K. Raman, in his petition, has declared that he is a textile businessman and an amount of Rs. 1,17,00,872 was not accepted by Tamil Nadu Mercantile Bank or any other bank even on the last day of the demonetization drive, i.e., 30th December 2016; this money, that was in rotation as part of his investment of Rs. 5 crores, was not his money or profits, but belonged to other establishments with which he had business associations. As the notes could no longer be circulated, he suffered huge losses, he lost his business and reputation and was being prosecuted under Negotiable Instruments Act for cheque dishonour due to insufficiency of funds in his account.
He has stated in his petition that his representation to the RBI dated 2nd July 2019 has also failed as RBI replied that the amount cannot be remitted in any bank.
There have been a number of individual petitions since demonetization and the apex court, “keeping in view the general public importance and the far reaching implications which the answers to the questions may have,” has referred the entire batch of petitions to a Constitutional Bench. The 9 questions formulated by the court in Vivek Narayan Sharma v. Union of India W.P(C) no. 206 of 2016 are:
“(i) Whether the notification dated 8th November 2016 is ultra vires Section 26(2) and Sections 7,17,23,24,29 and 42 of the Reserve Bank of India Act, 1934;
(ii) Does the notification contravene the provisions of Article 300(A) of the Constitution;
(iii) Assuming that the notification has been validly issued under the Reserve Bank of India Act, 1934 whether it is ultra vires Articles 14 and 19 of the Constitution;
(iv) Whether the limit on withdrawal of cash from the funds deposited in bank accounts has no basis in law and violates Articles 14, 19 and 21;
(v) Whether the implementation of the impugned notification(s) suffers from procedural and/or substantive unreasonableness and thereby violates Articles 14 and 19 and, if so, to what effect?
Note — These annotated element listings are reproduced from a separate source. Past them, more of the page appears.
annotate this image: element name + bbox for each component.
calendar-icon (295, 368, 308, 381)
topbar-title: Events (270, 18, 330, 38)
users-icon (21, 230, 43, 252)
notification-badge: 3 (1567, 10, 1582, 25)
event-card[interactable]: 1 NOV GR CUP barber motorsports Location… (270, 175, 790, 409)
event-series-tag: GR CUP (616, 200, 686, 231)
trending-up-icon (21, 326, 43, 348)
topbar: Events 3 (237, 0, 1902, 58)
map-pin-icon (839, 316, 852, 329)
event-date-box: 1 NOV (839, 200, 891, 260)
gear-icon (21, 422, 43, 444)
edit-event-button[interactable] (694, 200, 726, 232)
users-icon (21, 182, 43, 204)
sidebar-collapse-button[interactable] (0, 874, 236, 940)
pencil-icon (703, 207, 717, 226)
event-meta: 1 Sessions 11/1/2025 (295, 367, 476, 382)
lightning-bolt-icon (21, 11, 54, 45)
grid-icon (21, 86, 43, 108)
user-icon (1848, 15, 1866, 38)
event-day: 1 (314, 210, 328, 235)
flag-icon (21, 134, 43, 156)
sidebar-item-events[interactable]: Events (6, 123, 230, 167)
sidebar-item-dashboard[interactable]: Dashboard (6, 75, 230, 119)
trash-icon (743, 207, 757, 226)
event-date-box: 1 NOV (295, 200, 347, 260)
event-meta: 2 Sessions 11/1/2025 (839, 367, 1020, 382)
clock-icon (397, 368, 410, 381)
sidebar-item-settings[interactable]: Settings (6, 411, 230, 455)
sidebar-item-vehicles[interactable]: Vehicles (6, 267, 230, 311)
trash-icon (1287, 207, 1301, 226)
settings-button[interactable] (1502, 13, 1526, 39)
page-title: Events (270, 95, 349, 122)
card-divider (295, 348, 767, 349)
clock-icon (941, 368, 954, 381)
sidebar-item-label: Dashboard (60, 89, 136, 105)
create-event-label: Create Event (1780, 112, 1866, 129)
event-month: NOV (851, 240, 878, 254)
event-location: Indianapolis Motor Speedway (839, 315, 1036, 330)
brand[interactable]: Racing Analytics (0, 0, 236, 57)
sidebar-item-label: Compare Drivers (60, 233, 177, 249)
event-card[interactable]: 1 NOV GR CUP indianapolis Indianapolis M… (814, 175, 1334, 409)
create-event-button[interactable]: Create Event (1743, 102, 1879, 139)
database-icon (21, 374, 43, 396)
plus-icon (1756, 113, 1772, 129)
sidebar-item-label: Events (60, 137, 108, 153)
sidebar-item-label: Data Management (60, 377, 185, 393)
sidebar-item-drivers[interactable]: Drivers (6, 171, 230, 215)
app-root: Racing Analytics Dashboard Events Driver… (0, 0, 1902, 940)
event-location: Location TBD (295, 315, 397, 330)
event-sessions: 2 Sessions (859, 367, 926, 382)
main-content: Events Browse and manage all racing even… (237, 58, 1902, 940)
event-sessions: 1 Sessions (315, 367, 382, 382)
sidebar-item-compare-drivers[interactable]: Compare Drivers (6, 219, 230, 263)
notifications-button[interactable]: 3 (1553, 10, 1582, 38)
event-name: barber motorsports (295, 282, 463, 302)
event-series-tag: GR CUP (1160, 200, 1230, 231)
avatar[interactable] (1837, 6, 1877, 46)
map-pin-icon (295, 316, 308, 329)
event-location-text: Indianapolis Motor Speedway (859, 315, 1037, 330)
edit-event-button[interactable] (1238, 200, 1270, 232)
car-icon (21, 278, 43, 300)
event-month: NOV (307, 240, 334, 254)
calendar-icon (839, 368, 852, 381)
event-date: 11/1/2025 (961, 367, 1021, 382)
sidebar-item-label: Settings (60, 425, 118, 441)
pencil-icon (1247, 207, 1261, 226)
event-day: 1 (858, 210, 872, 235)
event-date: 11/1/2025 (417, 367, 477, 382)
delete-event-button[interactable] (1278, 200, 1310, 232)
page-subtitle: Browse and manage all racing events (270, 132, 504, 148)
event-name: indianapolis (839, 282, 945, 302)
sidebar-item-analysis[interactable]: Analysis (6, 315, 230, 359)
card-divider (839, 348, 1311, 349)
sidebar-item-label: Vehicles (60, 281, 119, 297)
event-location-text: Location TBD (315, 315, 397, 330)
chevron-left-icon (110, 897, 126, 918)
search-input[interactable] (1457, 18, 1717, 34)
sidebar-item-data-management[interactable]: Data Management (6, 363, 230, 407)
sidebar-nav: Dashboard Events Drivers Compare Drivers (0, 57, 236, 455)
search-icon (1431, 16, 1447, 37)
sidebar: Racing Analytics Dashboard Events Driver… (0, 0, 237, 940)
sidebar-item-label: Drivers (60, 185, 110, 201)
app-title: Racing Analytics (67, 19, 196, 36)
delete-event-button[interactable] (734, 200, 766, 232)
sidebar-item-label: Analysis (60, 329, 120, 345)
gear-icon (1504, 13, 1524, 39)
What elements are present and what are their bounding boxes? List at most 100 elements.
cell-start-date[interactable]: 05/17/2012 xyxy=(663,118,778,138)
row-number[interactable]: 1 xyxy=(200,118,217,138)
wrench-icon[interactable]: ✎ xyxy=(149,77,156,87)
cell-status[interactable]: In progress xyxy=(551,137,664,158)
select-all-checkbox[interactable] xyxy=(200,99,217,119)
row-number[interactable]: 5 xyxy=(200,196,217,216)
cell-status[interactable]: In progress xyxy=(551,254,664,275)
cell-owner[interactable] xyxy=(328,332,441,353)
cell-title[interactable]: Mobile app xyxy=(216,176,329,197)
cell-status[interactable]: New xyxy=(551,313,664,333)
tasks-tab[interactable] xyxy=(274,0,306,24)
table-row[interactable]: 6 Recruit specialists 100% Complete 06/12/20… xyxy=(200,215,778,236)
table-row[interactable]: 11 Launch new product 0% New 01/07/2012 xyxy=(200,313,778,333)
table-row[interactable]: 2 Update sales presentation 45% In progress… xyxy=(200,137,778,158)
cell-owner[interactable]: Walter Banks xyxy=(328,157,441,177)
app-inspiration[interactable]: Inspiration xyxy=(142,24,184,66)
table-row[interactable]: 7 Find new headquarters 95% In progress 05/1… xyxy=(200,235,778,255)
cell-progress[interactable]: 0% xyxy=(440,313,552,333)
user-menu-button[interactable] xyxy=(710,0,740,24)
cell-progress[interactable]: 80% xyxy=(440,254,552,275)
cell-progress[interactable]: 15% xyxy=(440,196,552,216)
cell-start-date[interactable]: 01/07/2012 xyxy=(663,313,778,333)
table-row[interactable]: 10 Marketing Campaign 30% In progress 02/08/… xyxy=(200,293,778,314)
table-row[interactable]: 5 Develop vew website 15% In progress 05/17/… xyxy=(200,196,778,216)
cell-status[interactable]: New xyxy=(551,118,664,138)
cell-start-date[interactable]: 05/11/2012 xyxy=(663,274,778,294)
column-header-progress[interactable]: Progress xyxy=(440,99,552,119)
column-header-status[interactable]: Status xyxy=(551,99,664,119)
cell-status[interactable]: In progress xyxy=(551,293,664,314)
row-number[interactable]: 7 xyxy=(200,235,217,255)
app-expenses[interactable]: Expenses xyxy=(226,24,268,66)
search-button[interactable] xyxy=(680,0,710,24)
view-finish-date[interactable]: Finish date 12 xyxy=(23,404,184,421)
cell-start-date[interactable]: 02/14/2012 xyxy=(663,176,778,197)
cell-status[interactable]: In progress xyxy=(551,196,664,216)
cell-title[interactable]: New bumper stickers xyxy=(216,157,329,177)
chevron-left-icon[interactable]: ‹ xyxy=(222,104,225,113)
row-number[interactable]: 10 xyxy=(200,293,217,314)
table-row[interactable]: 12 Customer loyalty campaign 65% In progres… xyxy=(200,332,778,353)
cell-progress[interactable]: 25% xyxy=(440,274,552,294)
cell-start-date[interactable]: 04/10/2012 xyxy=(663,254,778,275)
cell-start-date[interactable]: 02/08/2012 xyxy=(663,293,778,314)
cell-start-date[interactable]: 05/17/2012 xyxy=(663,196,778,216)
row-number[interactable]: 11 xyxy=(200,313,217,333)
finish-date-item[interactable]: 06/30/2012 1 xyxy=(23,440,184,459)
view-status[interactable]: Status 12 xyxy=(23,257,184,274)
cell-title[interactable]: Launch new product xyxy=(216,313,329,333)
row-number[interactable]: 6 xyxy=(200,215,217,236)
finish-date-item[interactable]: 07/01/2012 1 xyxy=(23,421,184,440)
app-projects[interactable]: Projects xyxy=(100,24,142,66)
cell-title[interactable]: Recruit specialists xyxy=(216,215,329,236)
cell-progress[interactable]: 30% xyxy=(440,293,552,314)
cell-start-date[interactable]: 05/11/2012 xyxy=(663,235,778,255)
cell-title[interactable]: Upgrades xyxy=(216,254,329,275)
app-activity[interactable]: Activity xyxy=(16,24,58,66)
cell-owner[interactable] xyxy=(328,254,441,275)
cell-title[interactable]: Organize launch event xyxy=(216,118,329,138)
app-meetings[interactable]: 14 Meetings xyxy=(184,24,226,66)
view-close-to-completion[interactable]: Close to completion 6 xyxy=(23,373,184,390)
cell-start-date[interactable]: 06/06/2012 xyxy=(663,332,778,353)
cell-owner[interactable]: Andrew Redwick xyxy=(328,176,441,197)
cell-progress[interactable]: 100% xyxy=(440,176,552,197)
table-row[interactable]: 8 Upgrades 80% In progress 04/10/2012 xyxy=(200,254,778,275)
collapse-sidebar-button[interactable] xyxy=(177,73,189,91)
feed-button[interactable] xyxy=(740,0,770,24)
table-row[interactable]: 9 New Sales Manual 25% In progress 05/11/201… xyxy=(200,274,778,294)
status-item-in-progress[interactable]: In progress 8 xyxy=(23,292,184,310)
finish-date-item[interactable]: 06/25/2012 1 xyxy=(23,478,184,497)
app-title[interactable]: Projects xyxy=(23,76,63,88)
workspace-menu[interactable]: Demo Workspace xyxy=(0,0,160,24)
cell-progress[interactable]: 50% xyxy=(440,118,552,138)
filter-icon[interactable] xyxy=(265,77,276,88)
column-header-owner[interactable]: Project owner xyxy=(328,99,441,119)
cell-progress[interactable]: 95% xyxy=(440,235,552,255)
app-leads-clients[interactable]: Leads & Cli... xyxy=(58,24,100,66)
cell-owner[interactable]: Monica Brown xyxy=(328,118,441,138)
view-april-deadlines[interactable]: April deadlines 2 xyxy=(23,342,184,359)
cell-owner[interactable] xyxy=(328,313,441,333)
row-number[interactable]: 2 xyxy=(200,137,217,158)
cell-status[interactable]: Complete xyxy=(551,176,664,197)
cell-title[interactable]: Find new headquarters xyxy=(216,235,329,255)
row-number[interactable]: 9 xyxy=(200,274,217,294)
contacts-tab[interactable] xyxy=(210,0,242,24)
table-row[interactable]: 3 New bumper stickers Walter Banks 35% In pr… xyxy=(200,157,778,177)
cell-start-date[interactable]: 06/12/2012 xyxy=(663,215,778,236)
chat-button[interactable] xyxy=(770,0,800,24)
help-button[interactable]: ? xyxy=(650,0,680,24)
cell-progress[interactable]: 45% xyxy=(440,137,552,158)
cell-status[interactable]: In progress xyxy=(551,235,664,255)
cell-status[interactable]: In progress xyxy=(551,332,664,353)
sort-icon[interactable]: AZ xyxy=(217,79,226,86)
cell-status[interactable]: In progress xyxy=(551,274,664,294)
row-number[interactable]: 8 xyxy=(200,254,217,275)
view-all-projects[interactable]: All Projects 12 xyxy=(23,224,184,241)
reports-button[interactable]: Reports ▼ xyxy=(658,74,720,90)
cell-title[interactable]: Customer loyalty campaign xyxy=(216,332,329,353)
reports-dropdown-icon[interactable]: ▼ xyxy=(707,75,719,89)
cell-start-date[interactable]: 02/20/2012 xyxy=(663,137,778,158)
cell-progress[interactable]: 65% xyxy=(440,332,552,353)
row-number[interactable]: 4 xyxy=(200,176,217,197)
(vi) In the event that Section 26(2) is held to permit demonetization, does it suffer from excessive delegation of legislative power thereby rendering it ultra vires the Constitution;
(vii) What is the scope of judicial review in matters relating to fiscal and economic policy of the Government;
(viii) Whether a petition by a political party on the issues raised is maintainable under Article 32; and
(ix) Whether District Co-operative Banks have been discriminated against by excluding them from accepting deposits and exchanging demonetized notes.”
At the hearing dated 25th February 2019, Vivek Narayan’s petition was slated to be heard in judges’ chambers after four weeks. No further date is listed for hearing as per official website of the Supreme Court.